Schema registries in Kafka and how they’re used

Short introduction: if you use Kafka you’re most likely dealing with various kind of messages. You store the schema of each message in a schema-registry. But how does Kafka use a schema-registry? Here’s my short introduction.
If you want to know why you’d need a schema-registry, what a schema is, or what Kafka is, follow up the links or use a search-engine or contact me. You’d most likely get to this article because you want to know the details, so I’ll just skip to them.

Kafka and schemas?

Any application that uses Kafka either produces messages or consumes them. Producing means writing messages (also sometimes called records) to a kafka topic. Consuming means reading messages from a a kafka topic. Kafka is pretty liberal on what the content is of those messages. Basically it can be any textual or binary information. But to make it more manageable almost always you’d stick with Json, Avro or Protobuf.

How does kafka interact with the schema serializer?

To understand the schema registry, knowing more about kafka serde, which consists of serializer/deserializer.
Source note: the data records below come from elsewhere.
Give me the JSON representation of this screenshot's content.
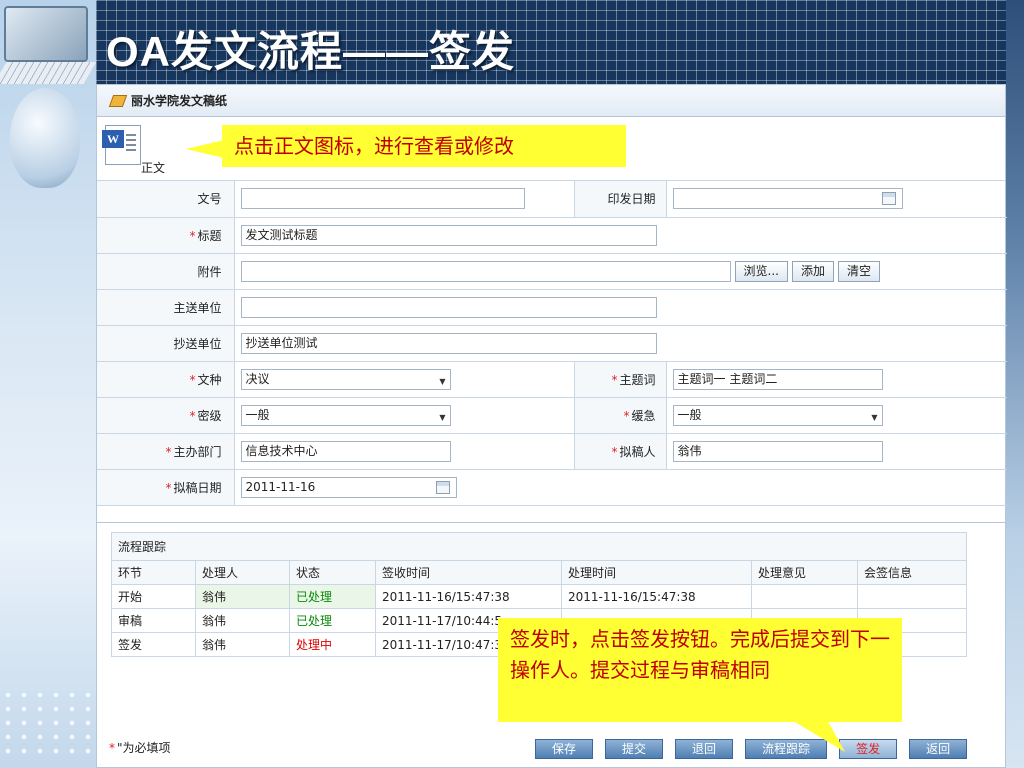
{
  "slide": {
    "title": "OA发文流程——签发"
  },
  "window": {
    "title": "丽水学院发文稿纸"
  },
  "doc": {
    "label": "正文",
    "icon": "word-document-icon"
  },
  "callouts": {
    "doc_hint": "点击正文图标，进行查看或修改",
    "sign_hint": "签发时，点击签发按钮。完成后提交到下一操作人。提交过程与审稿相同"
  },
  "form": {
    "doc_no": {
      "label": "文号",
      "value": ""
    },
    "print_date": {
      "label": "印发日期",
      "value": ""
    },
    "title": {
      "label": "标题",
      "value": "发文测试标题"
    },
    "attachment": {
      "label": "附件",
      "value": "",
      "browse": "浏览...",
      "add": "添加",
      "clear": "清空"
    },
    "main_unit": {
      "label": "主送单位",
      "value": ""
    },
    "cc_unit": {
      "label": "抄送单位",
      "value": "抄送单位测试"
    },
    "doc_type": {
      "label": "文种",
      "value": "决议"
    },
    "keywords": {
      "label": "主题词",
      "value": "主题词一 主题词二"
    },
    "secret_level": {
      "label": "密级",
      "value": "一般"
    },
    "urgency": {
      "label": "缓急",
      "value": "一般"
    },
    "host_dept": {
      "label": "主办部门",
      "value": "信息技术中心"
    },
    "drafter": {
      "label": "拟稿人",
      "value": "翁伟"
    },
    "draft_date": {
      "label": "拟稿日期",
      "value": "2011-11-16"
    },
    "required_mark": "*"
  },
  "tracking": {
    "caption": "流程跟踪",
    "headers": [
      "环节",
      "处理人",
      "状态",
      "签收时间",
      "处理时间",
      "处理意见",
      "会签信息"
    ],
    "rows": [
      {
        "step": "开始",
        "handler": "翁伟",
        "status": "已处理",
        "received": "2011-11-16/15:47:38",
        "processed": "2011-11-16/15:47:38"
      },
      {
        "step": "审稿",
        "handler": "翁伟",
        "status": "已处理",
        "received": "2011-11-17/10:44:5",
        "processed": ""
      },
      {
        "step": "签发",
        "handler": "翁伟",
        "status": "处理中",
        "received": "2011-11-17/10:47:3",
        "processed": ""
      }
    ],
    "status_colors": {
      "done": "#0a8a0a",
      "in_progress": "#e00000"
    }
  },
  "footer": {
    "required_note_mark": "*",
    "required_note": "\"为必填项",
    "buttons": {
      "save": "保存",
      "submit": "提交",
      "return": "退回",
      "track": "流程跟踪",
      "sign": "签发",
      "back": "返回"
    }
  },
  "colors": {
    "title_bg": "#17365d",
    "callout_bg": "#ffff33",
    "callout_text": "#c00000",
    "button": "#4f7fb3"
  }
}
The serializer translates e.g. transforms messages from your application to a kafka message:

  • Get the schema from the message based on some key (usually type of message, but can be topic name too)
  • Check if schema is some local in-memory cache
  • if not, check the configured schemaregistry using a http call
  • if it’s present use it and put it in the cache
  • if not present, add it to the registry
  • Create kafka record (e.g. message) that includes the original message. If the original message contains the full schema, remove it and replace it by reference by key. Or add the reference
  • Write the message it to the Kafka topic

The deserializer basically works the other way around

  • Read message
  • Get the schema-key
  • Read it from the in-memory cache based on key, if present use the schema
  • If not present, call the configured schemaregistry using http. If present, store it in the in-memory cache and use it
  • Use the schema to read and decode the kafka record
  • If no schema is present, error!

The source code of the serializer of confluent can be interesting to learn more about it, see for example the one of confluent or the one of apicurio .